I shall see what happens in the next few days.

I Own Property in Scotland!

(Source: @matthewalexanderkellerwilliams IG.)

My history buff friend, Sean, shared a link on Groupon to purchase a share of land to restore a very old castle in Scotland. I figured, why not? It was less than $20 and it goes towards restoring a piece of history.

Here’s the fun part:

1) I have a deed to the small patch of land I now own.

2) I also have the title of Lady of Chaol Ghleann which I found out is legal (you may now call me Lady Shamma Casson 😊)

3) I’m allowed to wear the Dunans Rising Tartan which looks something like this:

(The Scottish Register of Tartans.)

A little backstory on my relationship with plaid:

my great-grandmother and grandmother had an unnatural obsession with plaid. Clothes, accessories, furniture, even my great-grandmother’s car was upholstered in it. So the love of plaid was killed out of me.

However the Dunans Rising Tartan has such pretty coloring…I’ll give it a pass. I plan on purchasing either a scarf or a wrap in the future.

I’m also using the property ownership as a manifestation affirmation. Hopefully I manifest something more tangible to live in like a tiny castle. A girl can dream.

Jokes pt. 2

(Source: Facebook.)

I know I have previously talked about people who destroy jokes by having no sense of humor, but what about the people telling them?

Today after work, I caught wind of the director James Gunn being fired from the MCU franchise and I’m disappointed. Not in Disney, but in him.

What people need to understand that there is always some truth in the jokes. Even if they’re being said or written for shock value, it still shows who you are as a person. Suddenly working for Disney doesn’t help you grow as a person or make you a better one.

The MCU is now up to two directors who have exhibited gross behavior, either by being an emotionally abusive husband or an author of pedophilic jokes. I swear to God if one more actor or director from this franchise is revealed to be gross, I’m going to have to petition for Disney to conduct background checks on all of their production staff.

Another Opportunity

(Source: Fresh Prince of Bel Air, NBC.)

The Universe works in very mysterious ways. Not only was I offered an opportunity to audition for a film, now a videographer friend of mine wants to work on a project with me.

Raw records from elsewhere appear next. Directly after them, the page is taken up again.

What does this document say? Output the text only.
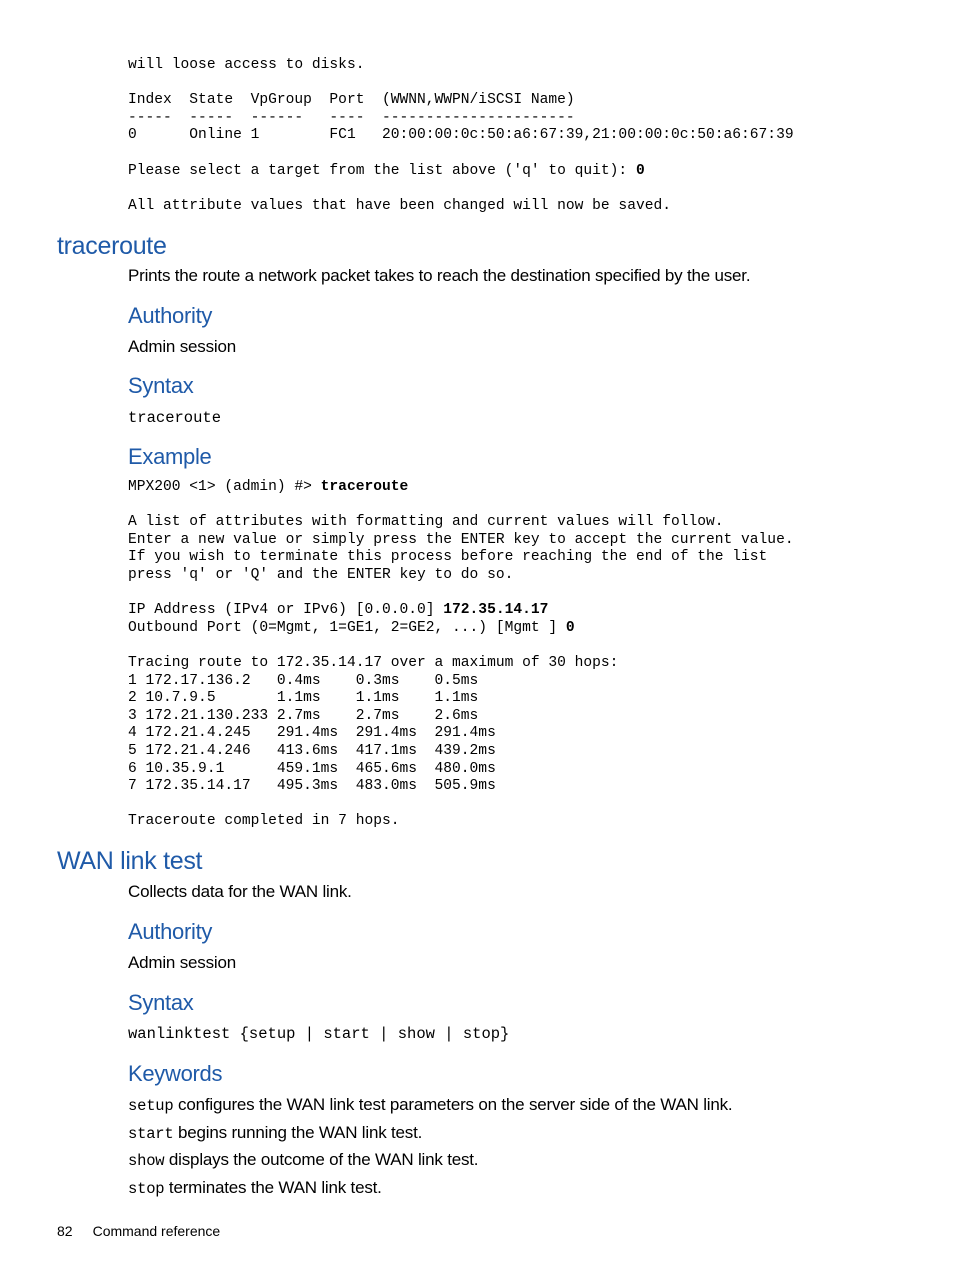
will loose access to disks.

Index  State  VpGroup  Port  (WWNN,WWPN/iSCSI Name)
-----  -----  ------   ----  ----------------------
0      Online 1        FC1   20:00:00:0c:50:a6:67:39,21:00:00:0c:50:a6:67:39

Please select a target from the list above ('q' to quit): 0

All attribute values that have been changed will now be saved.
traceroute

Prints the route a network packet takes to reach the destination specified by the user.

Authority

Admin session

Syntax
traceroute
Example
MPX200 <1> (admin) #> traceroute

A list of attributes with formatting and current values will follow.
Enter a new value or simply press the ENTER key to accept the current value.
If you wish to terminate this process before reaching the end of the list
press 'q' or 'Q' and the ENTER key to do so.

IP Address (IPv4 or IPv6) [0.0.0.0] 172.35.14.17
Outbound Port (0=Mgmt, 1=GE1, 2=GE2, ...) [Mgmt ] 0

Tracing route to 172.35.14.17 over a maximum of 30 hops:
1 172.17.136.2   0.4ms    0.3ms    0.5ms
2 10.7.9.5       1.1ms    1.1ms    1.1ms
3 172.21.130.233 2.7ms    2.7ms    2.6ms
4 172.21.4.245   291.4ms  291.4ms  291.4ms
5 172.21.4.246   413.6ms  417.1ms  439.2ms
6 10.35.9.1      459.1ms  465.6ms  480.0ms
7 172.35.14.17   495.3ms  483.0ms  505.9ms

Traceroute completed in 7 hops.
WAN link test

Collects data for the WAN link.

Authority

Admin session

Syntax
wanlinktest {setup | start | show | stop}
Keywords

setup configures the WAN link test parameters on the server side of the WAN link.

start begins running the WAN link test.

show displays the outcome of the WAN link test.

stop terminates the WAN link test.

82 Command reference
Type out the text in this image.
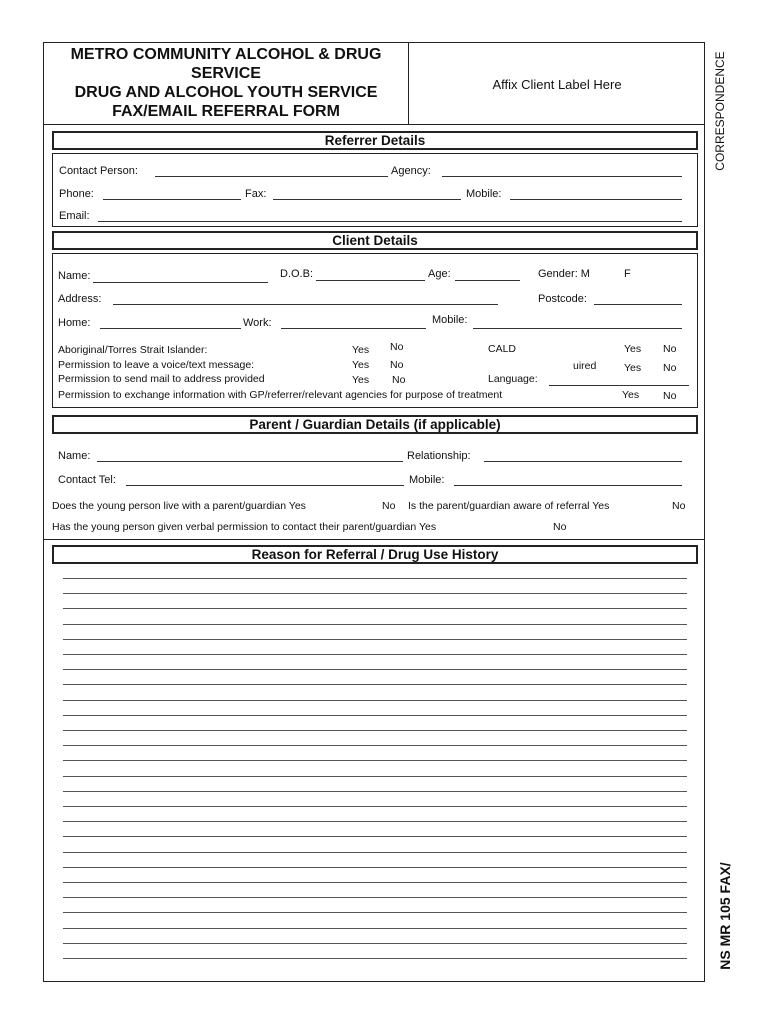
METRO COMMUNITY ALCOHOL & DRUG
SERVICE
DRUG AND ALCOHOL YOUTH SERVICE
FAX/EMAIL REFERRAL FORM
Affix Client Label Here	CORRESPONDENCE
NS MR 105 FAX/
Referrer Details
Contact Person:	Agency:
Phone:	Fax:	Mobile:
Email:
Client Details
Name:	D.O.B:	Age:	Gender: M	F
Address:	Postcode:
Home:	Work:	Mobile:
Aboriginal/Torres Strait Islander:	Yes No	CALD	Yes No
Permission to leave a voice/text message:	Yes No	uired	Yes No
Permission to send mail to address provided	Yes No	Language:
Permission to exchange information with GP/referrer/relevant agencies for purpose of treatment	Yes No
Parent / Guardian Details (if applicable)
Name:	Relationship:
Contact Tel:	Mobile:
Does the young person live with a parent/guardian Yes	No Is the parent/guardian aware of referral Yes	No
Has the young person given verbal permission to contact their parent/guardian Yes	No
Reason for Referral / Drug Use History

This time, it’s a horror scene that I would film with another person. No pay, BUT he’s giving me the footage for my reel!

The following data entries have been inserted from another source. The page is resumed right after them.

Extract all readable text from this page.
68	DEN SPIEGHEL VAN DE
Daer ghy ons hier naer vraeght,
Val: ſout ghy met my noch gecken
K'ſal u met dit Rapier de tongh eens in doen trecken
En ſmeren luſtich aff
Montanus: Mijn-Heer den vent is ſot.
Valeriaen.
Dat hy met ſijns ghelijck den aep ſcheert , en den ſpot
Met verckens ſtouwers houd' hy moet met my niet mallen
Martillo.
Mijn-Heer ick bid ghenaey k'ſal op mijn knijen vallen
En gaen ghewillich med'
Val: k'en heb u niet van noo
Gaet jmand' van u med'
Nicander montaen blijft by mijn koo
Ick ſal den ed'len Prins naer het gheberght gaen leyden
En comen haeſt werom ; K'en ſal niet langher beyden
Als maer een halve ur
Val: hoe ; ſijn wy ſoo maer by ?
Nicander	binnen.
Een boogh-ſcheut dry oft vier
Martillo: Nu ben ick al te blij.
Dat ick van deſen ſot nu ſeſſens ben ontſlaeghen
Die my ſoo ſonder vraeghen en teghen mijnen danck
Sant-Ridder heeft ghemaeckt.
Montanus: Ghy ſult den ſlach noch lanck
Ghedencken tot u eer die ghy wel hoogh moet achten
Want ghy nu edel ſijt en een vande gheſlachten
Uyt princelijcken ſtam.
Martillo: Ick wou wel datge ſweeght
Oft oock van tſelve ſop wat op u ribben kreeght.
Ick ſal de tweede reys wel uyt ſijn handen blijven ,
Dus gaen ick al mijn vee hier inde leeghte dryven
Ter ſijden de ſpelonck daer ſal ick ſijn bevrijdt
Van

I mentioned in a previous post about productions that can’t pay their actors, but have the audacity to not hire them without a reel, and the only compensation they offer is more reel footage. It made no sense. My friend, who offered me this project, is doing this the CORRECT way by making beneficial for both of us.

I will give credit where credit is due. He watched my Instagram stories where I talk and film all of the time and that was a form of a reel for him. Don’t be mistaken though, I would never be able to pull those stories together into a professional reel to send to casting directors. However, the industry is changing and more casting decisions are being made based upon how strong your social media following is.

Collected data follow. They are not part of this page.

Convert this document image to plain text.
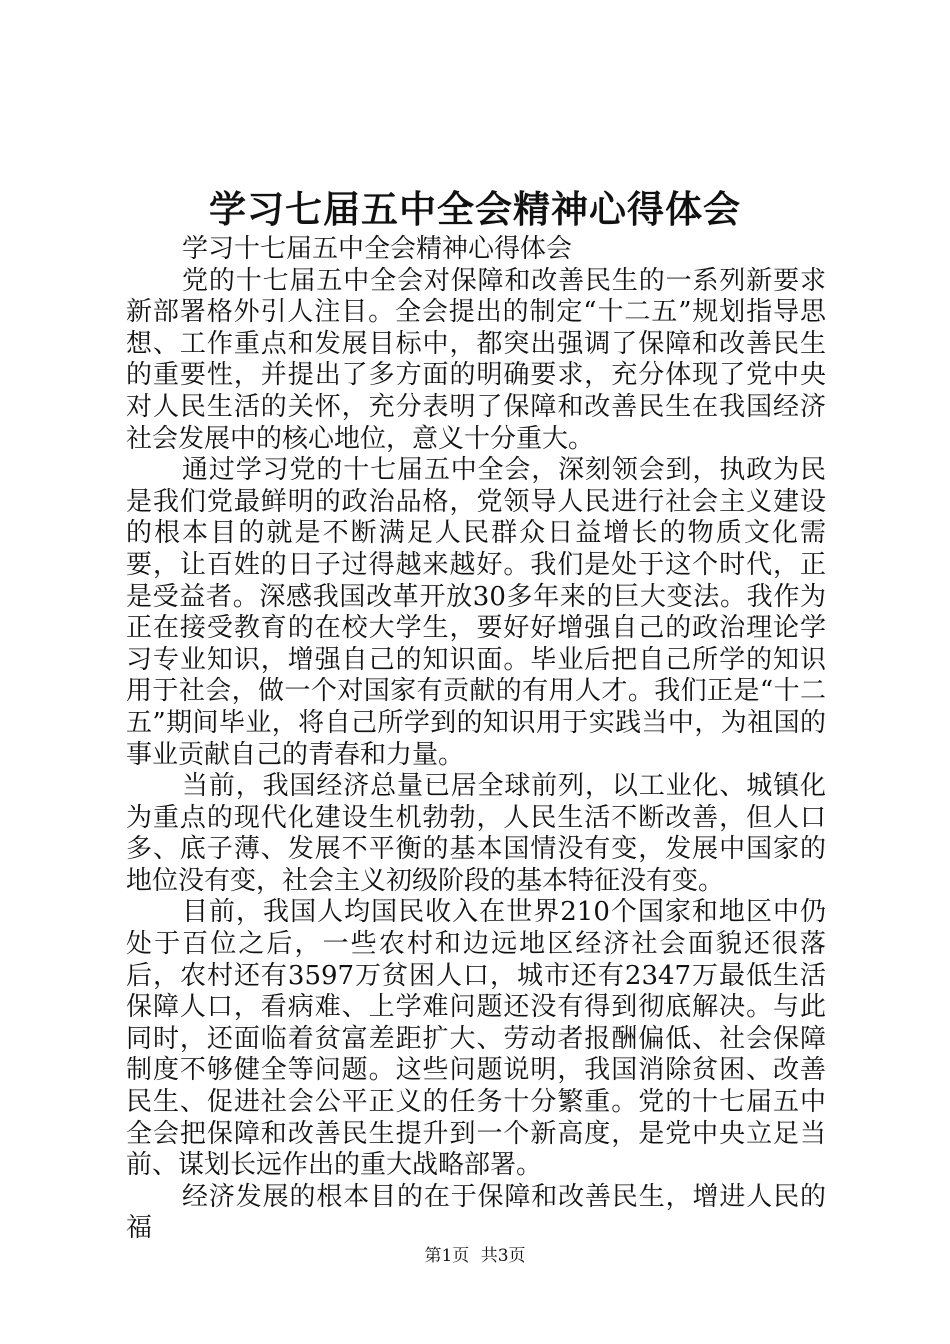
学习七届五中全会精神心得体会

学习十七届五中全会精神心得体会

党的十七届五中全会对保障和改善民生的一系列新要求新部署格外引人注目。全会提出的制定“十二五”规划指导思想、工作重点和发展目标中，都突出强调了保障和改善民生的重要性，并提出了多方面的明确要求，充分体现了党中央对人民生活的关怀，充分表明了保障和改善民生在我国经济社会发展中的核心地位，意义十分重大。

通过学习党的十七届五中全会，深刻领会到，执政为民是我们党最鲜明的政治品格，党领导人民进行社会主义建设的根本目的就是不断满足人民群众日益增长的物质文化需要，让百姓的日子过得越来越好。我们是处于这个时代，正是受益者。深感我国改革开放30多年来的巨大变法。我作为正在接受教育的在校大学生，要好好增强自己的政治理论学习专业知识，增强自己的知识面。毕业后把自己所学的知识用于社会，做一个对国家有贡献的有用人才。我们正是“十二五”期间毕业，将自己所学到的知识用于实践当中，为祖国的事业贡献自己的青春和力量。

当前，我国经济总量已居全球前列，以工业化、城镇化为重点的现代化建设生机勃勃，人民生活不断改善，但人口多、底子薄、发展不平衡的基本国情没有变，发展中国家的地位没有变，社会主义初级阶段的基本特征没有变。

目前，我国人均国民收入在世界210个国家和地区中仍处于百位之后，一些农村和边远地区经济社会面貌还很落后，农村还有3597万贫困人口，城市还有2347万最低生活保障人口，看病难、上学难问题还没有得到彻底解决。与此同时，还面临着贫富差距扩大、劳动者报酬偏低、社会保障制度不够健全等问题。这些问题说明，我国消除贫困、改善民生、促进社会公平正义的任务十分繁重。党的十七届五中全会把保障和改善民生提升到一个新高度，是党中央立足当前、谋划长远作出的重大战略部署。

经济发展的根本目的在于保障和改善民生，增进人民的福

第1页 共3页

I’m excited about this opportunity, and a little suspicious about why everything I’ve wanted to do since January, is only now forming a month before I’m supposed to leave.

(Source: Facebook.)

How It Always Works Out

(Source: Yuri!!! On Ice, Mitsurou Kubo.)

This morning I received an invite to audition for a role on an indie film that would be shooting next month. The timing comes right after I complain about my career going stagnant, which now renders that post null and void.

There’s no guarantee that I will get the part, however, the fact that the director reached out to me is important.

So what is the film?

It’s about a young woman who has major relationship failures with except for a meaningful relationship with another woman in her early twenties. I was offered to play one of the supporting roles in this film. The best part is, it’s a paying role too.

YES. This is the dream. To play a speaking part in a film or television show and actually getting compensated for it.

The only issue is that the schedule may roll into when I’m supposed to leave the country. Who knows what will happen, but it’s an opportunity I feel I couldn’t turn down. Prayers and fingers crossed for the best possible outcome.